The massive scale of the refugee crisis driven by five years of war in Syria highlights the urgency of the much broader challenge posed by population displacement to the international system. Global displacement has now reached a higher level than it has been since World War II. An effective response requires understanding not just why populations become displaced but also when. The experience of Somalia suggests that the expectation of changes of balance of power on the ground, not the actual territorial gains or the entry or exit of foreign powers, is the crucial trigger for population displacement.

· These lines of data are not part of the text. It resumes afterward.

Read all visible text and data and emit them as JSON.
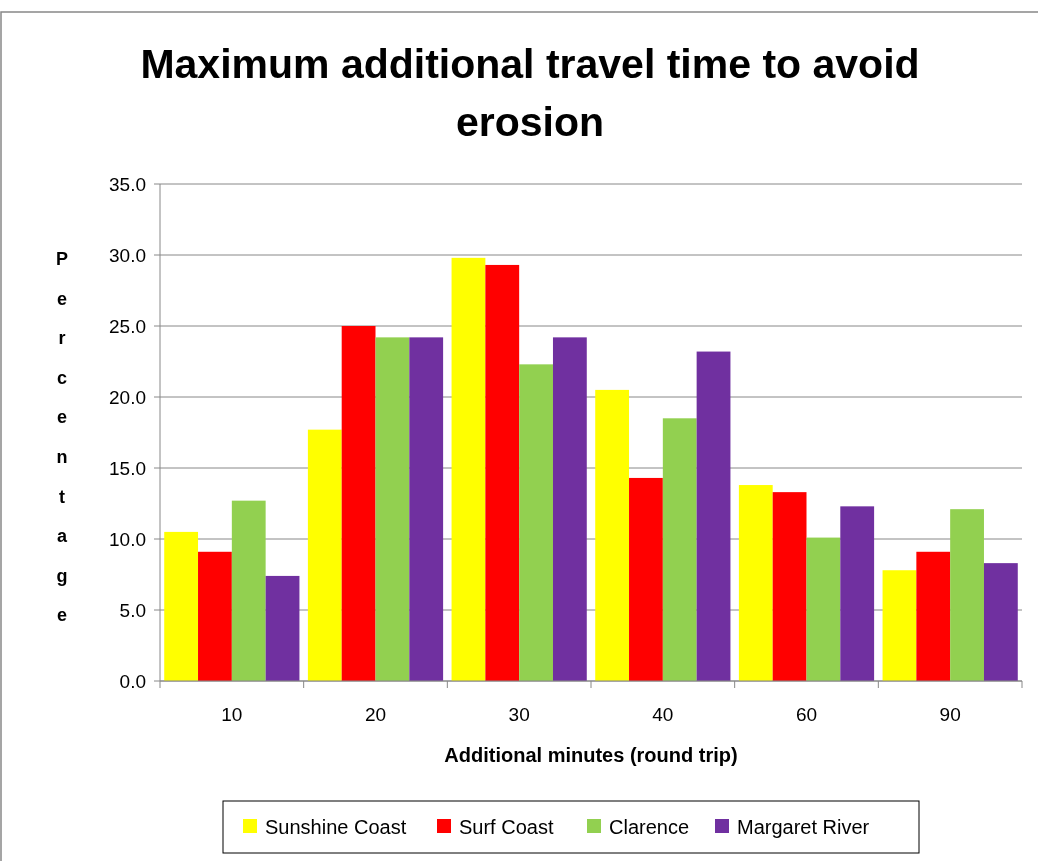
{
  "chart_data": {
    "type": "bar",
    "title": "Maximum additional travel time to avoid erosion",
    "xlabel": "Additional minutes (round trip)",
    "ylabel": "Percentage",
    "categories": [
      "10",
      "20",
      "30",
      "40",
      "60",
      "90"
    ],
    "series": [
      {
        "name": "Sunshine Coast",
        "color": "#ffff00",
        "values": [
          10.5,
          17.7,
          29.8,
          20.5,
          13.8,
          7.8
        ]
      },
      {
        "name": "Surf Coast",
        "color": "#ff0000",
        "values": [
          9.1,
          25.0,
          29.3,
          14.3,
          13.3,
          9.1
        ]
      },
      {
        "name": "Clarence",
        "color": "#92d050",
        "values": [
          12.7,
          24.2,
          22.3,
          18.5,
          10.1,
          12.1
        ]
      },
      {
        "name": "Margaret River",
        "color": "#7030a0",
        "values": [
          7.4,
          24.2,
          24.2,
          23.2,
          12.3,
          8.3
        ]
      }
    ],
    "ylim": [
      0,
      35
    ],
    "yticks": [
      {
        "value": 0,
        "label": "0.0"
      },
      {
        "value": 5,
        "label": "5.0"
      },
      {
        "value": 10,
        "label": "10.0"
      },
      {
        "value": 15,
        "label": "15.0"
      },
      {
        "value": 20,
        "label": "20.0"
      },
      {
        "value": 25,
        "label": "25.0"
      },
      {
        "value": 30,
        "label": "30.0"
      },
      {
        "value": 35,
        "label": "35.0"
      }
    ],
    "grid": "y",
    "legend": "bottom"
  }
}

There are actually very different types of refugee flows, which require quite different policy responses. Sometimes displacement occurs in massive floods, like when more than 200,000 people crossed from Rwanda into Tanzania within a 24-hour period April 29, 1994. In other cases, we see the nature of refugee flows change over time. For instance, Syria saw displacement in relatively small trickles in 2011 and part of 2012, but then a massive flood of refugees later in the conflict.
What factors influence the timing of displacement? Why do certain crises prompt displacement floods while others only elicit a trickle? Unique daily internal displacement data from Somalia in the mid-2000s, which I published in a recent article, can offer insights into these critical policy questions. Since Ethiopia’s 2006 invasion, Somalia has produced some of the world’s largest displacement flows. As Anna Lindley observes, two-thirds of Mogadishu’s population fled between the end of 2006 and the end of 2008. Somali displacement flows furthermore exhibit substantial variation over time. Its lessons may be more broadly applicable, since Somalia contains characteristics that exist in many cases of civil conflict: a weak state, proliferation of armed groups and militias, protracted conflict, poverty, and environmental challenges.